Applications can be submitted via email to appalachianpbp@gmail.com with “Darrin Lester Scholarship” in the subject line. Paperwork may also be mailed to Appalachian Prison Book Project, c/o Darrin Lester Scholarship, PO Box 601, Morgantown, WV 26507.
The submission deadline is July 18–applications must be emailed or postmarked by this date. Decisions will be made by Aug. 1 by the APBP Education Scholarship Committee.
For questions regarding the application or scholarship, contact the APBP.
About Darrin Lester:
Darrin Lester was a member of the APBP and the reentry coordinator for the WVU HEPI before he passed away on Oct. 12, 2023. He also co-founded Olive Tree, a peer education project that continues to support incarcerated individuals in West Virginia.
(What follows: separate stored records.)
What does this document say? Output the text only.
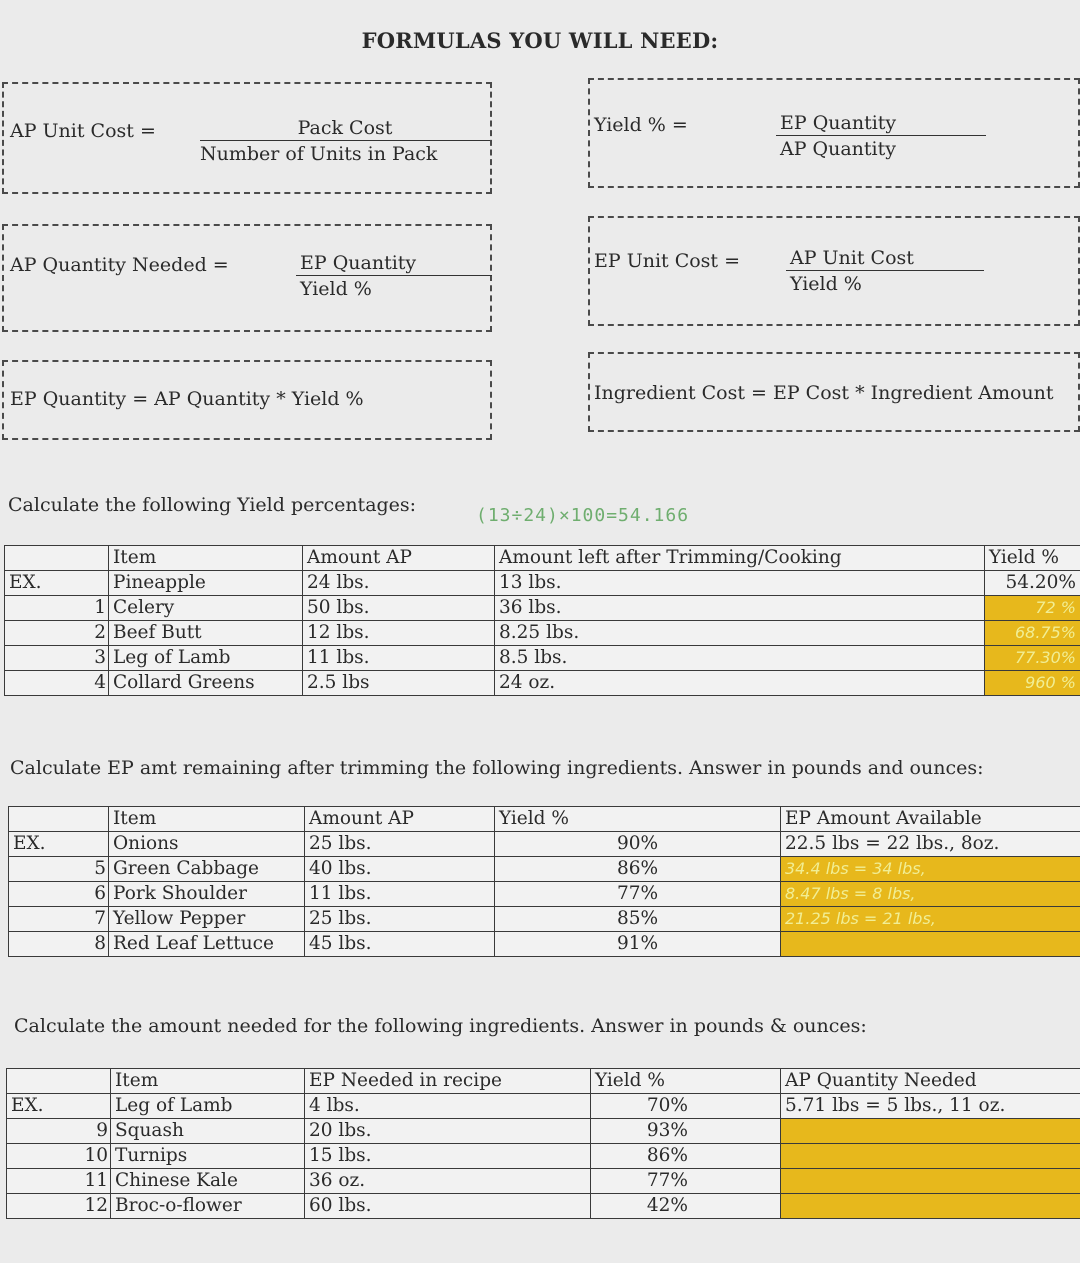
FORMULAS YOU WILL NEED:
AP Unit Cost =	Pack Cost
Number of Units in Pack
Yield % =	EP Quantity
AP Quantity
AP Quantity Needed =	EP Quantity
Yield %
EP Unit Cost =	AP Unit Cost
Yield %
EP Quantity = AP Quantity * Yield %	Ingredient Cost = EP Cost * Ingredient Amount
Calculate the following Yield percentages:	(13÷24)×100=54.166
		Item	Amount AP	Amount left after Trimming/Cooking	Yield %
EX.		Pineapple	24 lbs.	13 lbs.	54.20%
	1	Celery	50 lbs.	36 lbs.	72 %
	2	Beef Butt	12 lbs.	8.25 lbs.	68.75%
	3	Leg of Lamb	11 lbs.	8.5 lbs.	77.30%
	4	Collard Greens	2.5 lbs	24 oz.	960 %
Calculate EP amt remaining after trimming the following ingredients. Answer in pounds and ounces:
		Item	Amount AP	Yield %	EP Amount Available
EX.		Onions	25 lbs.	90%	22.5 lbs = 22 lbs., 8oz.
	5	Green Cabbage	40 lbs.	86%	34.4 lbs = 34 lbs,
	6	Pork Shoulder	11 lbs.	77%	8.47 lbs = 8 lbs,
	7	Yellow Pepper	25 lbs.	85%	21.25 lbs = 21 lbs,
	8	Red Leaf Lettuce	45 lbs.	91%	
Calculate the amount needed for the following ingredients. Answer in pounds & ounces:
		Item	EP Needed in recipe	Yield %	AP Quantity Needed
EX.		Leg of Lamb	4 lbs.	70%	5.71 lbs = 5 lbs., 11 oz.
	9	Squash	20 lbs.	93%	
	10	Turnips	15 lbs.	86%	
	11	Chinese Kale	36 oz.	77%	
	12	Broc-o-flower	60 lbs.	42%	
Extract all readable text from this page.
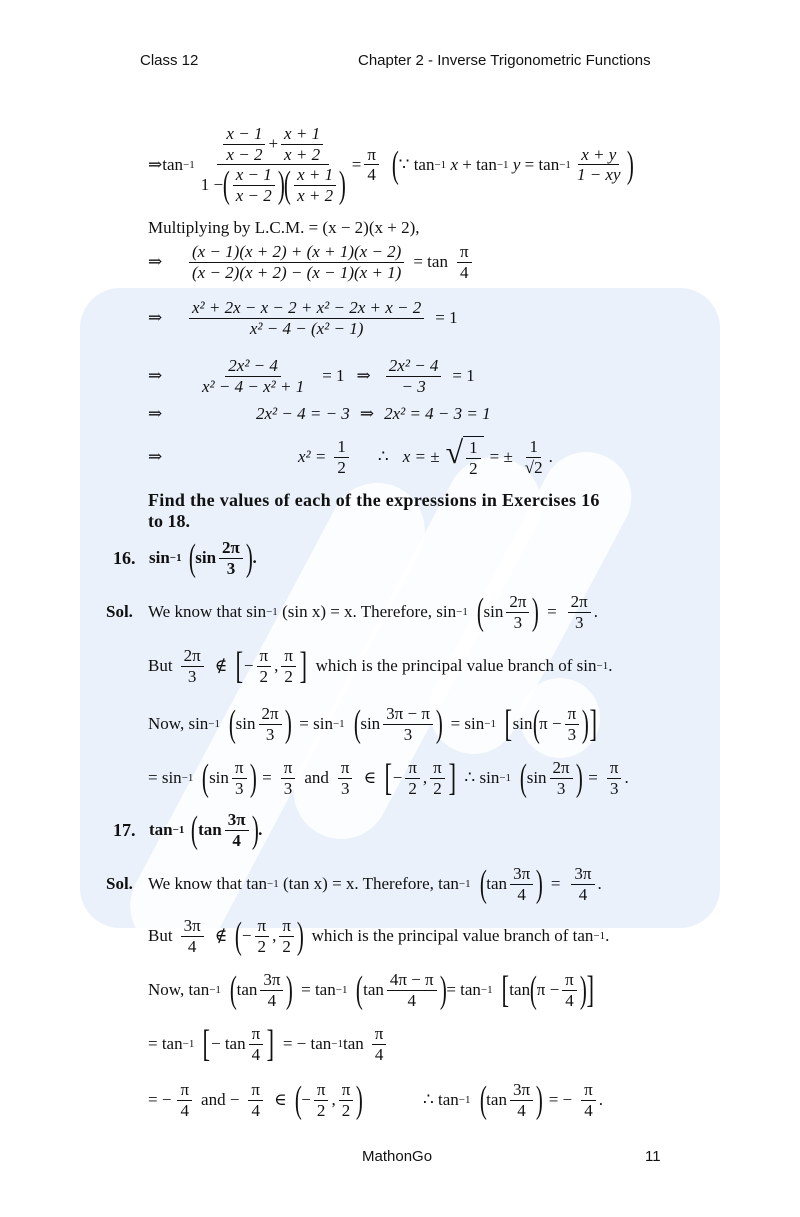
Class 12	Chapter 2 - Inverse Trigonometric Functions
⇒tan $-1 \frac{\frac{x - 1}{x - 2} + \frac{x + 1}{x + 2}}{1 - ( \frac{x - 1}{x - 2} ) ( \frac{x + 1}{x + 2} )} = \frac{\pi}{4}$ ( ∵
tan −1
x
+ tan −1
y
= $\tan -1 \frac{x + y}{1 - xy}$ )
Multiplying by L.C.M. = (x − 2)(x + 2),
⇒	$\frac{(x - 1)(x + 2) + (x + 1)(x - 2)}{(x - 2)(x + 2) - (x - 1)(x + 1)} = \tan \frac{\pi}{4}$
⇒	$\frac{\text{x² + 2x − x − 2 + x² − 2x + x − 2}}{\text{x² − 4 − (x² − 1)}} = 1$
⇒	$\frac{\text{2x² − 4}}{\text{x² − 4 − x² + 1}} = 1$ ⇒ $\frac{\text{2x² − 4}}{- 3} = 1$
⇒	2x² − 4 = − 3 ⇒ 2x² = 4 − 3 = 1
⇒	$x^2 = \frac{1}{2}$ ∴ x = ± √ $\frac{1}{2}$ = ± $\frac{1}{√2}$ .
Find the values of each of the expressions in Exercises 16
to 18.
16. sin −1 ( $\sin \frac{2\pi}{3}$ ) .
Sol. We know that sin −1
(sin x) = x. Therefore, sin −1 ( $\sin \frac{2\pi}{3}$ ) = $\frac{2\pi}{3}$ .
But $\frac{2\pi}{3}$ ∉ [ − $\frac{\pi}{2}$ , $\frac{\pi}{2}$ ] which is the principal value branch of sin −1 .
Now, sin −1 ( $\sin \frac{2\pi}{3}$ ) = sin −1 ( $\sin \frac{3\pi - \pi}{3}$ ) = sin −1 [ sin ( $\pi - \frac{\pi}{3}$ ) ]
= sin −1 ( $\sin \frac{\pi}{3}$ ) = $\frac{\pi}{3}$ and $\frac{\pi}{3}$ ∈ [ − $\frac{\pi}{2}$ , $\frac{\pi}{2}$ ] ∴ sin −1 ( $\sin \frac{2\pi}{3}$ ) = $\frac{\pi}{3}$ .
17. tan −1 ( $\tan \frac{3\pi}{4}$ ) .
Sol. We know that tan −1
(tan x) = x. Therefore, tan −1 ( $\tan \frac{3\pi}{4}$ ) = $\frac{3\pi}{4}$ .
But $\frac{3\pi}{4}$ ∉ ( − $\frac{\pi}{2}$ , $\frac{\pi}{2}$ ) which is the principal value branch of tan −1 .
Now, tan −1 ( $\tan \frac{3\pi}{4}$ ) = tan −1 ( $\tan \frac{4\pi - \pi}{4}$ ) = tan −1 [ tan ( $\pi - \frac{\pi}{4}$ ) ]
= tan −1 [ − $\tan \frac{\pi}{4}$ ] = − tan −1 $\tan \frac{\pi}{4}$
= − $\frac{\pi}{4}$ and − $\frac{\pi}{4}$ ∈ ( − $\frac{\pi}{2}$ , $\frac{\pi}{2}$ )	∴ tan −1 ( $\tan \frac{3\pi}{4}$ ) = − $\frac{\pi}{4}$ .
MathonGo	11
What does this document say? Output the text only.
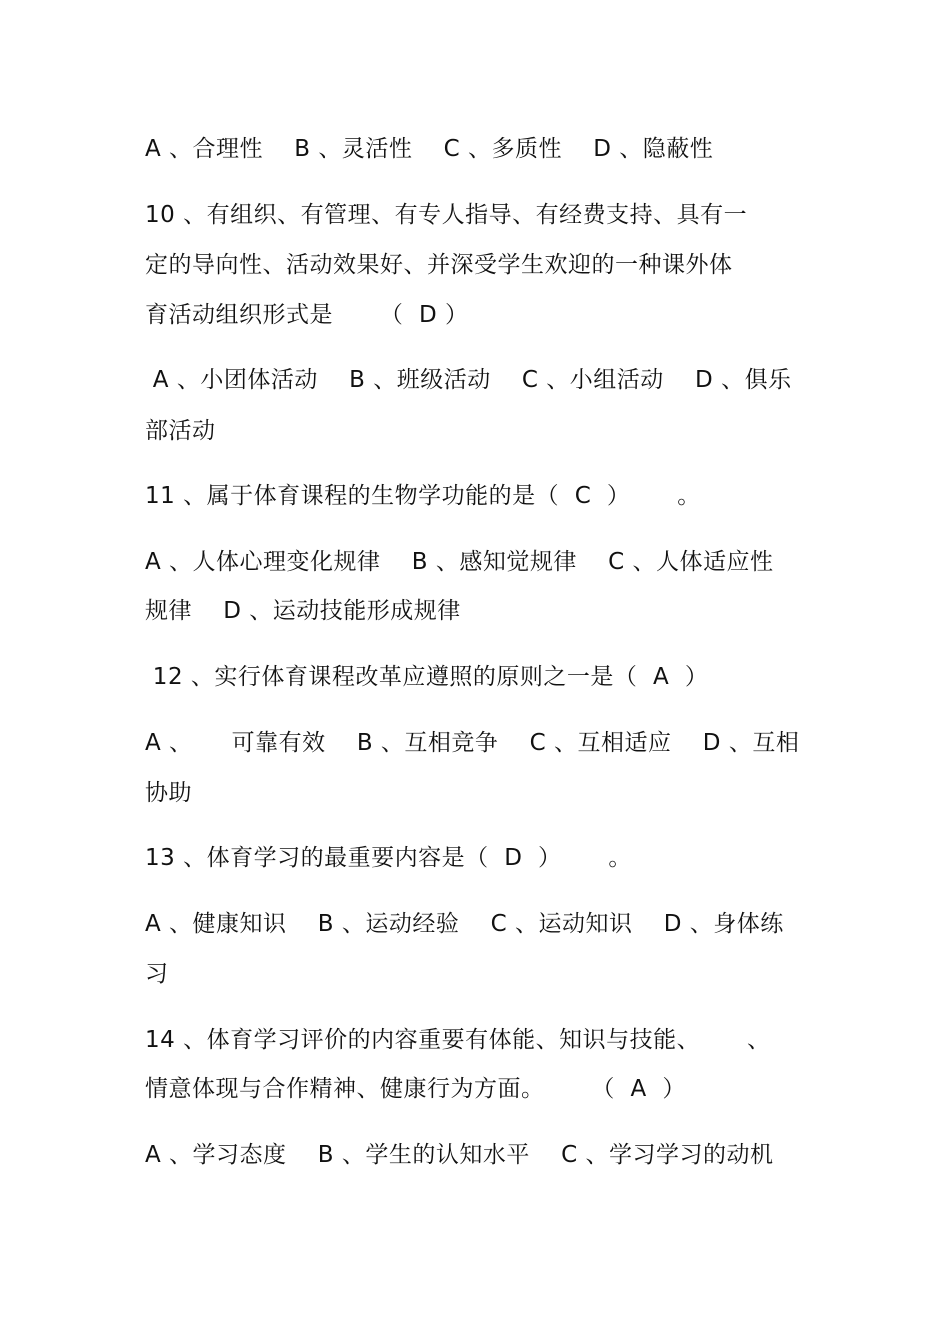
A 、合理性    B 、灵活性    C 、多质性    D 、隐蔽性
10 、有组织、有管理、有专人指导、有经费支持、具有一
定的导向性、活动效果好、并深受学生欢迎的一种课外体
育活动组织形式是      （  D ）
A 、小团体活动    B 、班级活动    C 、小组活动    D 、俱乐
部活动
11 、属于体育课程的生物学功能的是（  C  ）      。
A 、人体心理变化规律    B 、感知觉规律    C 、人体适应性
规律    D 、运动技能形成规律
12 、实行体育课程改革应遵照的原则之一是（  A  ）
A 、     可靠有效    B 、互相竞争    C 、互相适应    D 、互相
协助
13 、体育学习的最重要内容是（  D  ）      。
A 、健康知识    B 、运动经验    C 、运动知识    D 、身体练
习
14 、体育学习评价的内容重要有体能、知识与技能、      、
情意体现与合作精神、健康行为方面。      （  A  ）
A 、学习态度    B 、学生的认知水平    C 、学习学习的动机
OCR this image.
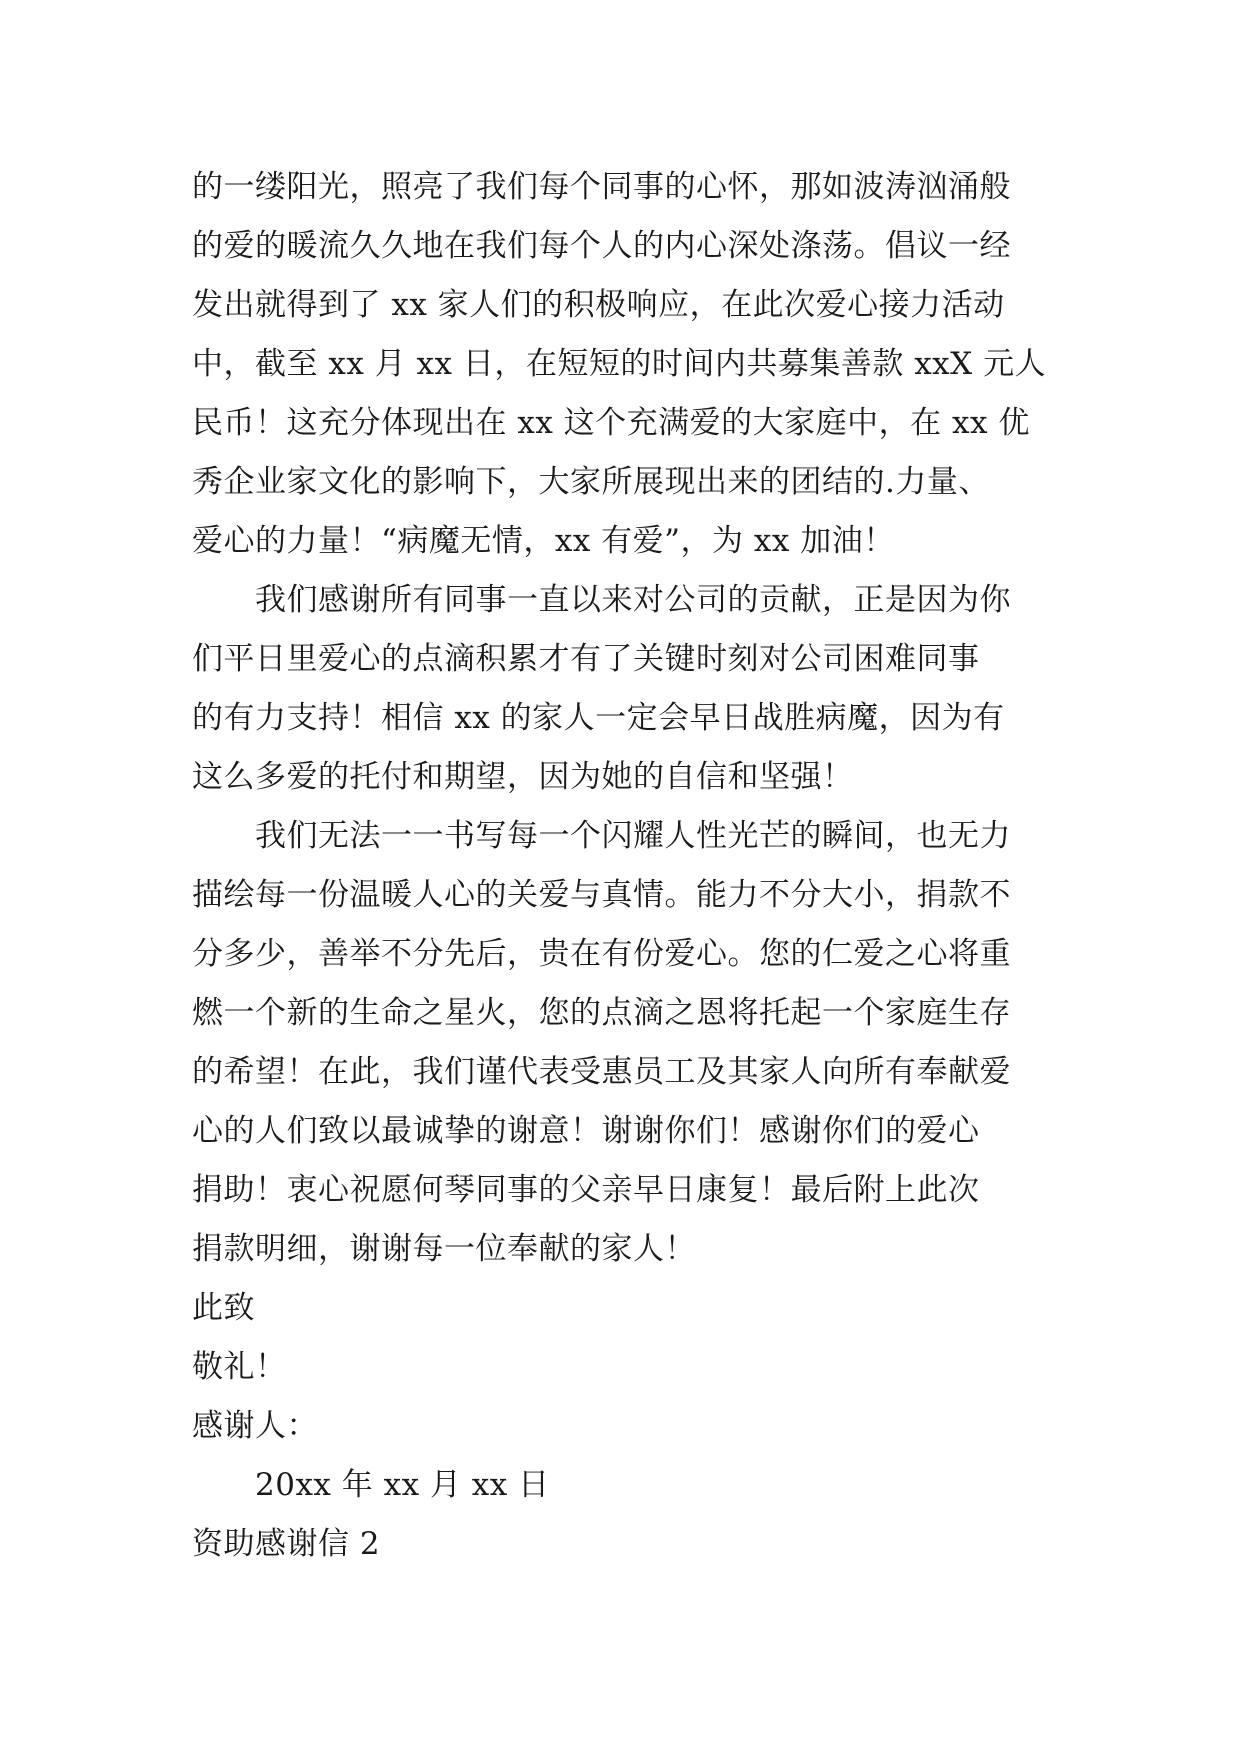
的一缕阳光，照亮了我们每个同事的心怀，那如波涛汹涌般
的爱的暖流久久地在我们每个人的内心深处涤荡。倡议一经
发出就得到了 xx 家人们的积极响应，在此次爱心接力活动
中，截至 xx 月 xx 日，在短短的时间内共募集善款 xxX 元人
民币！这充分体现出在 xx 这个充满爱的大家庭中，在 xx 优
秀企业家文化的影响下，大家所展现出来的团结的.力量、
爱心的力量！“病魔无情，xx 有爱”，为 xx 加油！
我们感谢所有同事一直以来对公司的贡献，正是因为你
们平日里爱心的点滴积累才有了关键时刻对公司困难同事
的有力支持！相信 xx 的家人一定会早日战胜病魔，因为有
这么多爱的托付和期望，因为她的自信和坚强！
我们无法一一书写每一个闪耀人性光芒的瞬间，也无力
描绘每一份温暖人心的关爱与真情。能力不分大小，捐款不
分多少，善举不分先后，贵在有份爱心。您的仁爱之心将重
燃一个新的生命之星火，您的点滴之恩将托起一个家庭生存
的希望！在此，我们谨代表受惠员工及其家人向所有奉献爱
心的人们致以最诚挚的谢意！谢谢你们！感谢你们的爱心
捐助！衷心祝愿何琴同事的父亲早日康复！最后附上此次
捐款明细，谢谢每一位奉献的家人！
此致
敬礼！
感谢人：
20xx 年 xx 月 xx 日
资助感谢信 2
Lester himself spent 12 years in the Mount Olive Correctional Complex, where he built a hospice program among other initiatives within the prison. After his release, Lester transformed his life, re-entered society, and pursued a graduate degree in social work at West Virginia University. He was also awarded the APBP Education Scholarship in 2021.
Lester knew there was power in education and literature: “Reading provides the opportunity to look within and sincerely inspect where we have come from, where we are, and where we hope to be,” he said. “The heart and soul begin to turn, much like a metamorphosis, into a new life.”
APBP says it is honored to provide educational opportunities to students in Darrin’s memory.